Distributed Performance Analysis for R
R is the most widely used programming language for statisticians in research, especially in biostatistics and bioinformatics with high-dimensional data sets. Here an excessively high amount of resources is needed. Our existing tool traceR allows the user to profile the resource usage of an application to locate bottlenecks and develop new optimizations. traceR was previously limited to non-parallelized R applications. Parallel computing however is becoming a more and more popular option to reduce the effective runtime of compute-bound R applications. Therefore we have enabled the profiling of such applications with traceR.
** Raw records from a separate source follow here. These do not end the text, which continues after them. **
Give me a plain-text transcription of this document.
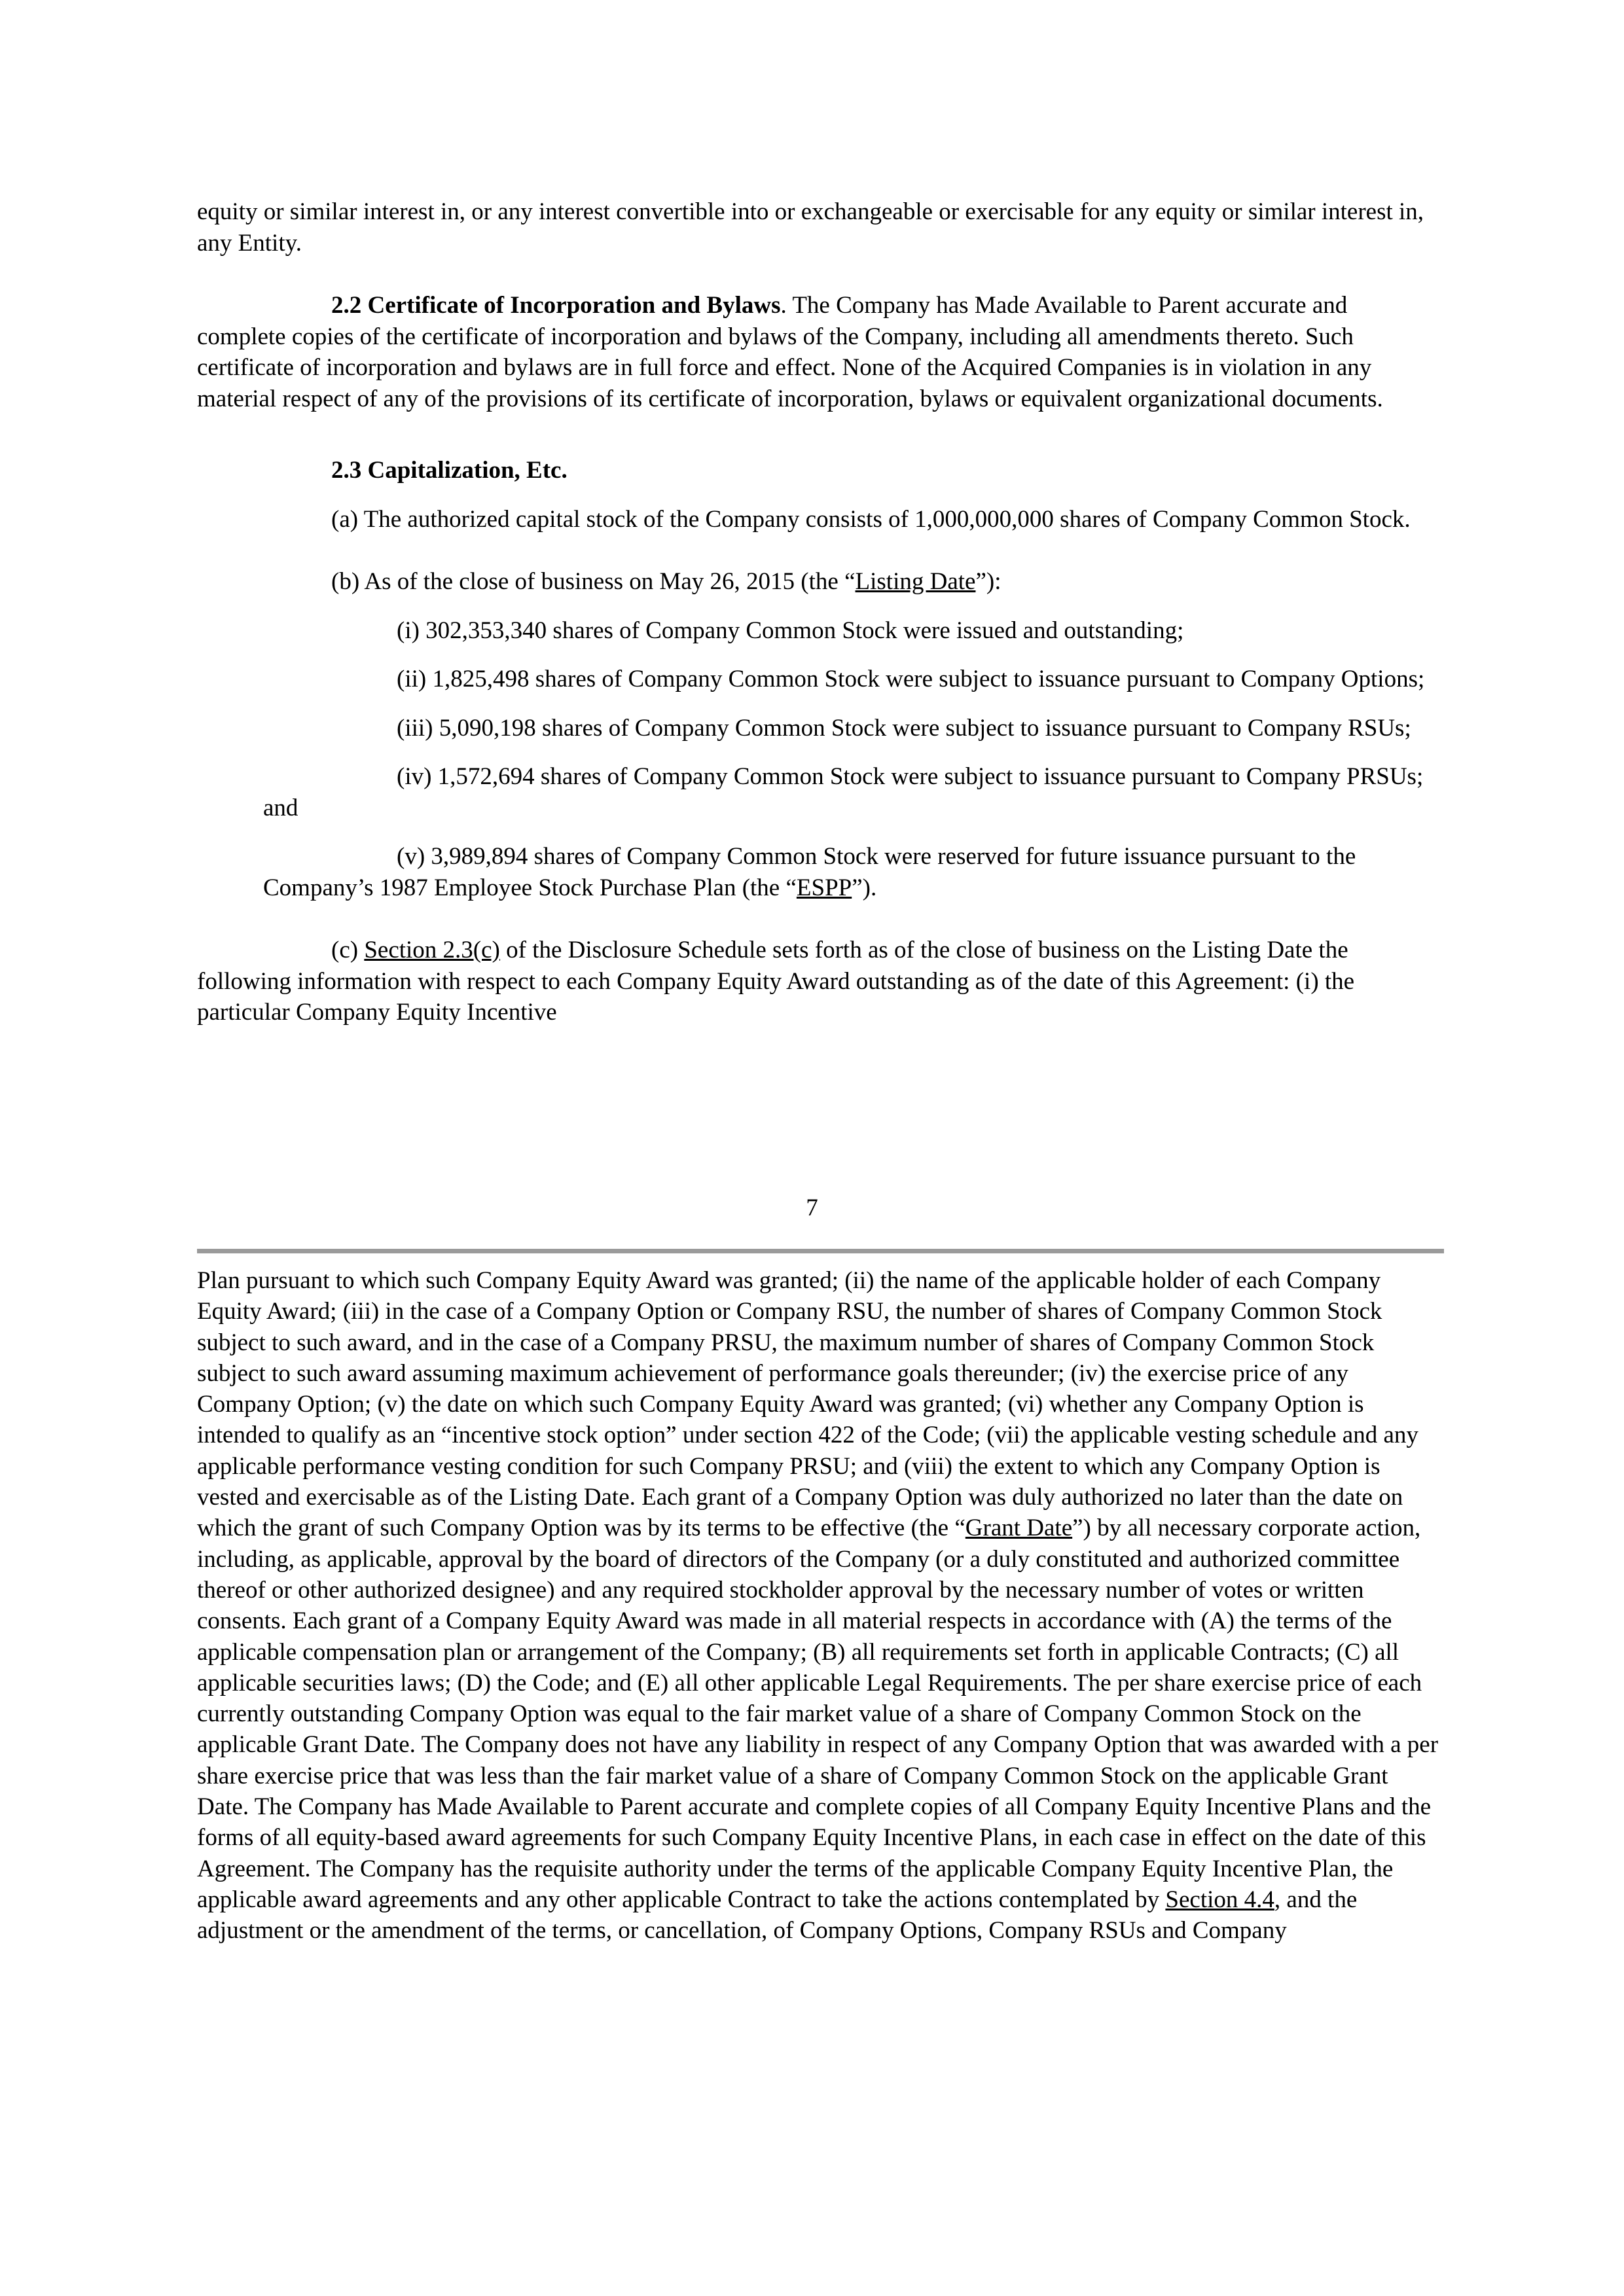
equity or similar interest in, or any interest convertible into or exchangeable or exercisable for any equity or similar interest in, any Entity.

2.2 Certificate of Incorporation and Bylaws. The Company has Made Available to Parent accurate and complete copies of the certificate of incorporation and bylaws of the Company, including all amendments thereto. Such certificate of incorporation and bylaws are in full force and effect. None of the Acquired Companies is in violation in any material respect of any of the provisions of its certificate of incorporation, bylaws or equivalent organizational documents.

2.3 Capitalization, Etc.

(a) The authorized capital stock of the Company consists of 1,000,000,000 shares of Company Common Stock.

(b) As of the close of business on May 26, 2015 (the “Listing Date”):

(i) 302,353,340 shares of Company Common Stock were issued and outstanding;

(ii) 1,825,498 shares of Company Common Stock were subject to issuance pursuant to Company Options;

(iii) 5,090,198 shares of Company Common Stock were subject to issuance pursuant to Company RSUs;

(iv) 1,572,694 shares of Company Common Stock were subject to issuance pursuant to Company PRSUs; and

(v) 3,989,894 shares of Company Common Stock were reserved for future issuance pursuant to the Company’s 1987 Employee Stock Purchase Plan (the “ESPP”).

(c) Section 2.3(c) of the Disclosure Schedule sets forth as of the close of business on the Listing Date the following information with respect to each Company Equity Award outstanding as of the date of this Agreement: (i) the particular Company Equity Incentive

7

Plan pursuant to which such Company Equity Award was granted; (ii) the name of the applicable holder of each Company Equity Award; (iii) in the case of a Company Option or Company RSU, the number of shares of Company Common Stock subject to such award, and in the case of a Company PRSU, the maximum number of shares of Company Common Stock subject to such award assuming maximum achievement of performance goals thereunder; (iv) the exercise price of any Company Option; (v) the date on which such Company Equity Award was granted; (vi) whether any Company Option is intended to qualify as an “incentive stock option” under section 422 of the Code; (vii) the applicable vesting schedule and any applicable performance vesting condition for such Company PRSU; and (viii) the extent to which any Company Option is vested and exercisable as of the Listing Date. Each grant of a Company Option was duly authorized no later than the date on which the grant of such Company Option was by its terms to be effective (the “Grant Date”) by all necessary corporate action, including, as applicable, approval by the board of directors of the Company (or a duly constituted and authorized committee thereof or other authorized designee) and any required stockholder approval by the necessary number of votes or written consents. Each grant of a Company Equity Award was made in all material respects in accordance with (A) the terms of the applicable compensation plan or arrangement of the Company; (B) all requirements set forth in applicable Contracts; (C) all applicable securities laws; (D) the Code; and (E) all other applicable Legal Requirements. The per share exercise price of each currently outstanding Company Option was equal to the fair market value of a share of Company Common Stock on the applicable Grant Date. The Company does not have any liability in respect of any Company Option that was awarded with a per share exercise price that was less than the fair market value of a share of Company Common Stock on the applicable Grant Date. The Company has Made Available to Parent accurate and complete copies of all Company Equity Incentive Plans and the forms of all equity-based award agreements for such Company Equity Incentive Plans, in each case in effect on the date of this Agreement. The Company has the requisite authority under the terms of the applicable Company Equity Incentive Plan, the applicable award agreements and any other applicable Contract to take the actions contemplated by Section 4.4, and the adjustment or the amendment of the terms, or cancellation, of Company Options, Company RSUs and Company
Compared to existing profiling tools such as Rprof, traceR is directly integrated with the R interpreter. This enables the generation of more detailed and accurate data about memory behavior and runtime usage of an R application. For example, data about the size and the number of memory allocations needed during execution is provided. Since the gain from parallel execution can be negated if the memory requirements of all parallel processes exceed the capacity of the system, this data can serve as a constraint to determine the maximum amount of parallelization. The information gathered using traceR can be used to guide scheduling decisions to allow efficient resource utilization. Such decisions are especially important if the hardware system is heterogeneous or if the jobs have varying resource requirements depending on the input data.
In this talk we will present our profiling tool traceR and how to apply it to analyze parallel R programs.